American entomologist (1749–1814)

The Reverend Frederick Valentine Melsheimer (September 25, 1749, Negenborn, Brunswick – June 30, 1814, Hanover, Pennsylvania) was a Lutheran clergyman and early American entomologist, called the "Father of American Entomology" by successor Thomas Say. He was the author of the first major entomological work in the United States: A Catalogue of Insects of Pennsylvania (1806), a sixty-page work that describes 1,363 species of beetles.

==Biography==
Melsheimer was born in Negenborn, then in the Dukedom of Brunswick. His father John Sebastian was a forest superintendent with a knowledge of plants, trees and natural history. Melsheimer studied at the university in Helmstedt from 1772 to 1776 before becoming chaplain to the Duke of Brunswick's Dragoon Regiment. With this regiment he arrived in Canada in 1776 to fight alongside British troops in the American Revolutionary War. He was taken prisoner by the American army on August 16, 1777, following their victory at the Battle of Bennington and remained in prison for fourteen months. After being released on parole, he resigned from his office of chaplain and began to preach in Lancaster County, Pennsylvania.

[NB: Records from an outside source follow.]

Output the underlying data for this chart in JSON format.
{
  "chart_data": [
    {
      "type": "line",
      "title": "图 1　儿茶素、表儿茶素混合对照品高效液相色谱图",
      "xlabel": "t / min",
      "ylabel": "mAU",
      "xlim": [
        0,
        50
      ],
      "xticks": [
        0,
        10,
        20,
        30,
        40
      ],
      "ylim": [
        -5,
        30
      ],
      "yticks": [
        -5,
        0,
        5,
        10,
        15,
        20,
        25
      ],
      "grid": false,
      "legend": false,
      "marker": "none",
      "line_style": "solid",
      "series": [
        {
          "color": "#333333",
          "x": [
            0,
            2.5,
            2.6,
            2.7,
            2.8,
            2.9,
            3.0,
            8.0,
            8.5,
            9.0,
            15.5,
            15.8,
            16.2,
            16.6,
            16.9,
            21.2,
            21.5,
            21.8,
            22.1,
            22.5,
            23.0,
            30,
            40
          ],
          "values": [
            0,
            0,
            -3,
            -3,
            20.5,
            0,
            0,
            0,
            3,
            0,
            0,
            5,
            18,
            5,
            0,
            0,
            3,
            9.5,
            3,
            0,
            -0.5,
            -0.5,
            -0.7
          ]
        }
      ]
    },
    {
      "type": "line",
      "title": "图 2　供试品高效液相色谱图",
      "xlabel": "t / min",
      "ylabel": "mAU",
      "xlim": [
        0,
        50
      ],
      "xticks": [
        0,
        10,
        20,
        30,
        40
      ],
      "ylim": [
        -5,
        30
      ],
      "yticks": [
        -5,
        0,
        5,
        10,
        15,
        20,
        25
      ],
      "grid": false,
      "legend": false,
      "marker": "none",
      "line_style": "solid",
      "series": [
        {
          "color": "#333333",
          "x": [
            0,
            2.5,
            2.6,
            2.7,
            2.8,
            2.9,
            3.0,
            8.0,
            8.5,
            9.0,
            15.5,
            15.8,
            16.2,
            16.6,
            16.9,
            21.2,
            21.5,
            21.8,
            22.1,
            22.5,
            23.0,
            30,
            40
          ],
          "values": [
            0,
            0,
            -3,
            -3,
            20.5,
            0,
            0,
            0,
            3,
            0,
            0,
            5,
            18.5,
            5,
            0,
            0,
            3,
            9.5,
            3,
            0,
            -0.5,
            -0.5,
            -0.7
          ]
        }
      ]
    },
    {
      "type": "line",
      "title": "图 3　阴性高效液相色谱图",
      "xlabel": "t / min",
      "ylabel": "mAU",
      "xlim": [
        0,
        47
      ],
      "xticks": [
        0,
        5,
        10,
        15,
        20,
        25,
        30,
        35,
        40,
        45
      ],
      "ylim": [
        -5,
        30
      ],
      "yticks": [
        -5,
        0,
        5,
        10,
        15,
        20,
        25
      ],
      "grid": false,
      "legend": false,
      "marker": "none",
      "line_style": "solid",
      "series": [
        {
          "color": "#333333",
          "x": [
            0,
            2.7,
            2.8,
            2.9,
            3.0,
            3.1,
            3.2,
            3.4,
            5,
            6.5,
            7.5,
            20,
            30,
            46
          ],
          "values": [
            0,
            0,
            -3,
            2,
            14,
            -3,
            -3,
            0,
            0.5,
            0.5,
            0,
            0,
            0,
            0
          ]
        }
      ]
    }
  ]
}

In May 1779, he accepted a call as pastor of five Lutheran congregations in Dauphin County. He married Maria Agnes Man on June 3, 1779. In 1784, he moved to Manheim, where he was ordained to the ministry by the Lutheran ministerium of Pennsylvania in 1785, and was pastor at New Holland from 1786 until 1789. He was pastor at Hanover from 1790 until 1814. His service exerted a strong influence on the German colonists of Pennsylvania, and his entomological interests were said to "furnish some of his parishioners with mild amusement".

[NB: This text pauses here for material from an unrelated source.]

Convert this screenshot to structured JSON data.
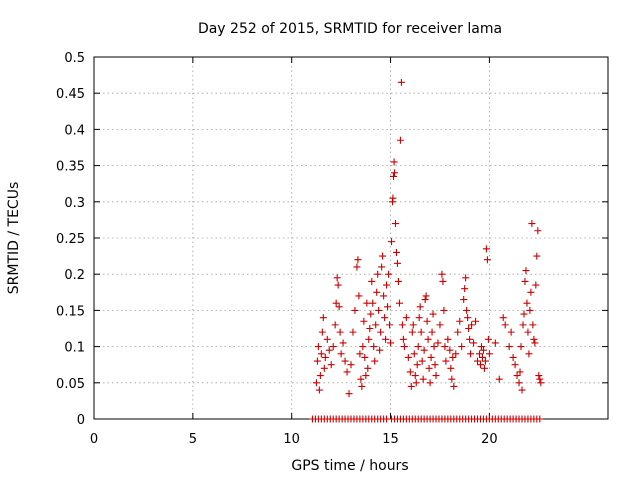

His insect collection, inherited and increased by his second son Frederick Ernst Melsheimer and his son's friend Daniel Ziegler, was eventually purchased by Harvard University and formed the basis for what is now the largest university-owned collection of insects in the United States. His Catalogue was intended to be a three volume work, but illness prevented publication of more than the first volume, in 1806.

Melsheimer was also interested in mineralogy and astronomy, and served as Professor of Languages at the recently founded Franklin College in 1787. He died in 1814 of lung disease. Two of his eleven children also devoted themselves to natural history: John Frederick Melsheimer (1780-1829) and Frederick Ernst Melsheimer (1782-1873).